The International Seabed Authority (ISA) sits perched above the concrete boardwalk of Jamaica’s Kingston Harbor, across the bay from the spot where “Calico Jack” Rackham was once gibbeted as a warning to other 18th-century pirates. Today, this small UN agency rules the high seas — or, more precisely, the seafloor about 4.8km below — and yet it is largely unknown to the general public.
However, if China decides to retaliate against US import tariffs by restricting its exports of rare earth elements, that could change fast. Seventy-one percent of the Earth’s surface is underwater and the seafloor (or seabed) is rich in rare earth elements and other sought-after minerals — especially in deep international waters. The ISA manages the mineral rights of more than 50 percent of the world’s deep ocean floor and its 168 member states have the right to vie for access to the resources there.
However, given the risk of catastrophic environmental consequences, all countries could lose out if this contest proceeds without due care.
Undersea minerals tend to be clustered in potato-shaped chunks of rock nestled on abyssal plains, vented in boiling-hot water from fissures in the seafloor, and crusted along the flanks of extinct underwater volcanoes called seamounts. Generally, the concentrations of minerals in these formations are much higher than in ores on dry land.
Yet even with all that wealth, the only active seafloor mining project in the world right now is off the coast of Papua New Guinea and it is stalled because of financial problems. That reflects how difficult and expensive it still is to operate in the dark, freezing and high-pressure deep-sea environment, more than 80 percent of which remains unmapped and unexplored.
Nonetheless, commercial organizations and ocean scientists think that new technologies will make deep-ocean mining all but inevitable within the next decade. A range of innovations, such as better satellite imaging of the ocean floor and robot submersibles, is improving seabed access. Moreover, digital-age technologies and the global clean-energy transition are driving a sharp increase in demand for materials that are abundant in the deep ocean. In addition to rare earth elements, these include cobalt, manganese and tellurium, which are used in a growing number of applications, including batteries, magnetic resonance equipment, solar panels and guidance systems for munitions.
Competition for these increasingly useful materials was heating up even before the recent escalation of US-China trade tensions. China has a comparative advantage in critical minerals, owing to its significant domestic resources and extensive processing facilities. It also has longstanding investments in other major producing countries such as the Democratic Republic of the Congo (DRC), which accounts for about 65 percent of global cobalt production and half of total reserves.
The US, by contrast, must import many high-tech minerals. Accordingly, the US government recently deemed 35 minerals critical to the country’s economic and national security, and announced a new strategy calling for increased domestic mining, among other measures.
In terms of seabed resources, there is no contest between these two geopolitical rivals. China is expected to fare well next year when the ISA issues a new mining code and begins its first-ever permit process for mineral exploitation in international waters.
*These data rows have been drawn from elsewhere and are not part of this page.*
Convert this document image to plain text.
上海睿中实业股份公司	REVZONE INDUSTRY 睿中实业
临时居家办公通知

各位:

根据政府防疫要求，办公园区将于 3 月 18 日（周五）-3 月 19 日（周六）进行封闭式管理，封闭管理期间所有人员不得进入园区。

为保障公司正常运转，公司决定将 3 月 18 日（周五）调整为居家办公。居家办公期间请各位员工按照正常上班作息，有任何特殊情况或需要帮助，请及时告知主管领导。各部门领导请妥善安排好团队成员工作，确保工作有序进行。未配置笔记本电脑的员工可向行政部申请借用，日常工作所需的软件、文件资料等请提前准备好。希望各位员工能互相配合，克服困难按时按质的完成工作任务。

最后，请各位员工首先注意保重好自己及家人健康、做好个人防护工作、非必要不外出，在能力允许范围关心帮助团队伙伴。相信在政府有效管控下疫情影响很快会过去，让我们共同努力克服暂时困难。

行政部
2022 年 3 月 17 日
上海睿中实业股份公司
However, the US will not even be at the table, because it is not a party to the UN Convention on the Law of the Sea and thus is not officially represented at the ISA. A small clique of US senators has long blocked accession to the treaty for obscure ideological reasons, an idiosyncrasy that America might soon decide it can ill afford.
With or without US companies in the mix, economic progress is not a free ride. Recovering and refining the raw materials needed for digital technologies and clean energy inevitably has environmental consequences. All mining — including the noxious process of extracting minerals from rocks — is destructive and it is too soon to tell if deep-ocean mining is more or less destructive than mining on land.
What looks at first like a barren and forbidding wasteland is actually the largest biome on the planet, populated by fantastical creatures such as the anglerfish, vampire squid, and ancient corals that have been around since the Bronze Age. A recent University of Hawaii-led exploration of the Clarion-Clipperton Zone, a vast international underwater territory stretching from Hawaii to Mexico, documented a plethora of deep-seabed flora and fauna, more than half of which were entirely new to science.
Researchers have also recently discovered that microbial organisms in the deep ocean might play an important part in regulating the Earth’s climate. Some of these formations and organisms have taken millions of years to accrue; disturbing them, or even covering them in the sediment that mining would kick up, could permanently destroy them. Little is known about the role these species and deep-ocean microbes play in fisheries, the global climate and other ecosystem processes that support marine and terrestrial life.
The international community should aim to secure the best, least destructive supply of the minerals it needs, whether from the DRC or the deep ocean — or likely both. We should at least identify and understand the tradeoffs before crucial decisions are made, so as to weigh the possible consequences before they become irrevocable.
Clearly, China and the US — if it can be persuaded to step off the sidelines — must play a leading role in this effort.
When the industrial revolution began, no one could have known that climate change would be one of its end results, but in the digital age, the world must be much more environmentally aware when tapping the deep-ocean mineral riches.
Sharon Burke, former US assistant secretary of defense for operational energy, directs the New America’s Resource Security Program.